Recordo-me, ainda, dos gloriosos aperitivos, almoços, jantares e ceias e até dos cafés da manhã. Um destes, pelo menos, foi transformado por ele em pré-aperitivo, pois para acompanhar um farto prato de ovos com presunto Benjamin dispensou café, leite e chá e optou por uma gloriosa cerveja gelada (não me contaram, eu juro que vi) . Este fato ocorreu na manhã seguinte à noite em que tivemos uma inesquecível tertúlia etílica culinária, responsável por memorável ressaca que nos atingiu em cheio (Paulão, Tucho e eu) mas que o deixou incólume. Naquela manhã pressenti que estava nascendo uma sólida amizade, ou melhor, uma sólida e líquida amizade...
Tenho presentes, ainda, duas outras deliciosas passagens, nas quais Benjamin mostrou todo o seu espírito de grande gozador, sutil e inteligente. Em um restaurante bastante simples, mas que estava lotado, repleto de crianças, com garçons mal preparados e que se trombavam pondo em risco as bandejas que portavam, com clientes reclamando aos altos brados e nós querendo que alguém nos servisse para irmos embora, Benjamin, depois de muito tempo e esforço, conseguiu que um garçom nos atendesse. Pensávamos que ele pediria os pratos e as bebidas, mas, não, com o semblante sério e circunspeto limitou-se a ordenar "o senhor, por favor, traga-nos guardanapos de pano, pois não usamos de papel" para um garçom abobalhado em face do pedido, para ele, absolutamente incomum, estranho e até incompreensível.
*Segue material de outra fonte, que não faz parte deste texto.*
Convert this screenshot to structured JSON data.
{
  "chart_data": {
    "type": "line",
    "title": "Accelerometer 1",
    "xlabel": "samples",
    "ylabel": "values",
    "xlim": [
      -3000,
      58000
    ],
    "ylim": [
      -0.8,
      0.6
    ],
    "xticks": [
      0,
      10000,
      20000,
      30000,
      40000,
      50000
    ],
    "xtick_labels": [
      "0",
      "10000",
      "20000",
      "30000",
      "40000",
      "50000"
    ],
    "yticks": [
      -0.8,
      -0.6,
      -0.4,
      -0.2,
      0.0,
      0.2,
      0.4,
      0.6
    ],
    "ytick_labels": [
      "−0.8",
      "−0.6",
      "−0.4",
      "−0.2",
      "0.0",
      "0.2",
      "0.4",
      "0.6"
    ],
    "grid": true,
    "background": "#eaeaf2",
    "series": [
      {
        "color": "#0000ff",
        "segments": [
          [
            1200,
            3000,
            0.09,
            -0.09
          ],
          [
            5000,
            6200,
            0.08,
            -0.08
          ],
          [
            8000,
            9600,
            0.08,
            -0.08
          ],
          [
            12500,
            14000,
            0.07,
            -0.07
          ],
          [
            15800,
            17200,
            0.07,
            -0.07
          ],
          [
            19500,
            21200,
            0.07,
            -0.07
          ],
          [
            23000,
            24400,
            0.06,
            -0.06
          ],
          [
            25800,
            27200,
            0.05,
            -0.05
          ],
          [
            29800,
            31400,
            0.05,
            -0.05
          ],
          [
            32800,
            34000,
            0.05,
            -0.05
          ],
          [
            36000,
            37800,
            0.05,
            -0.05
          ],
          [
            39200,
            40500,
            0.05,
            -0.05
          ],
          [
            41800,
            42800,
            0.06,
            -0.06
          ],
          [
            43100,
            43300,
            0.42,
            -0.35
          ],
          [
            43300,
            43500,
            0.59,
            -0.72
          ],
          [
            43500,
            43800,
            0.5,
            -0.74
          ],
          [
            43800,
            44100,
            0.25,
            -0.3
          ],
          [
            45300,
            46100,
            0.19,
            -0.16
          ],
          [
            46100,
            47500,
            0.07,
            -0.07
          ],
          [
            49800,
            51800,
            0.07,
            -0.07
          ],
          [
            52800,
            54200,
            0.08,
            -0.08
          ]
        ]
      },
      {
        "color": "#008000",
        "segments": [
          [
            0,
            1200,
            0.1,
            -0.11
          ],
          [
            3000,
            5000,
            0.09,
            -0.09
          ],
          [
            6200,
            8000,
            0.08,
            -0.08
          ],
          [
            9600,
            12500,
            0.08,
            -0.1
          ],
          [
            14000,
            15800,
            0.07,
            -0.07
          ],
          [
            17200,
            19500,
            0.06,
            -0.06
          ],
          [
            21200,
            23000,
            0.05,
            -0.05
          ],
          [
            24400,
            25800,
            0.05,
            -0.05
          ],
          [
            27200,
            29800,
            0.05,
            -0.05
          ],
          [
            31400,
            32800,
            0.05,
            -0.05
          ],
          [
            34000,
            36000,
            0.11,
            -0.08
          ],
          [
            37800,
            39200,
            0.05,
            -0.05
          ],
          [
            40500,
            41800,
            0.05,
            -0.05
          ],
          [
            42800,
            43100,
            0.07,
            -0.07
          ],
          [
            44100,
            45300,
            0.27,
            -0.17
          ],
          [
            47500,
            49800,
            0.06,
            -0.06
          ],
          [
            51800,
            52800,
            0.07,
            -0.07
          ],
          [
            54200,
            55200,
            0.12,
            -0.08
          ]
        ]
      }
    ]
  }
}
Em um fim de semana, meu irmão, José Eduardo foi ter conosco no Guarujá. Disse-lhe que iríamos almoçar na casa de Gilda e Benjamin. Sabedor das qualidades culinárias daquela casa, ele, glutão que era, entusiasmou-se e passou a nos apressar. Ao chegarmos fomos, como sempre, recebidos fidalgamente, e encaminhados para a mesa da varanda posta para os aperitivos. Sem nenhuma cerimônia Zé Eduardo iniciou os trabalhos, incentivado por Benjamin, que se mostrou entusiasmado e feliz com aquele voraz comensal, que lhe parecia ser "um dos seus". Em seguida passou a indagar se ele queria uma cerveja, um wisk, uma vodca, um gim, um rum, um vinho, campari, uma caipirinha fosse de que fruta fosse, enfim que bebida alcoólica desejava. Meu irmão que dizia não a cada uma delas, o que já foi irritando o dono da casa, por fim pediu solenemente uma coca cola. Esse pedido, uma verdadeira desfeita, quase uma ofensa pessoal, um verdadeiro despropósito levou o decepcionado, indignado e frustrado anfitrião a levantar-se da mesa para afirmar em alto e bom som "saiba o senhor que na minha casa isso não entra". Percebia-se pelo leve sorriso maroto que Benjamin estava se deliciando com a cena, mas não media esforços para que meu irmão acreditasse na sinceridade da sua braveza...
Mais, muito mais eu teria para escrever sobre esse excepcional amigo. Em outra ocasião talvez. Tenho certeza que Benjamin propriamente não morreu, apenas está vivendo de outra forma, vivendo além da curva da estrada.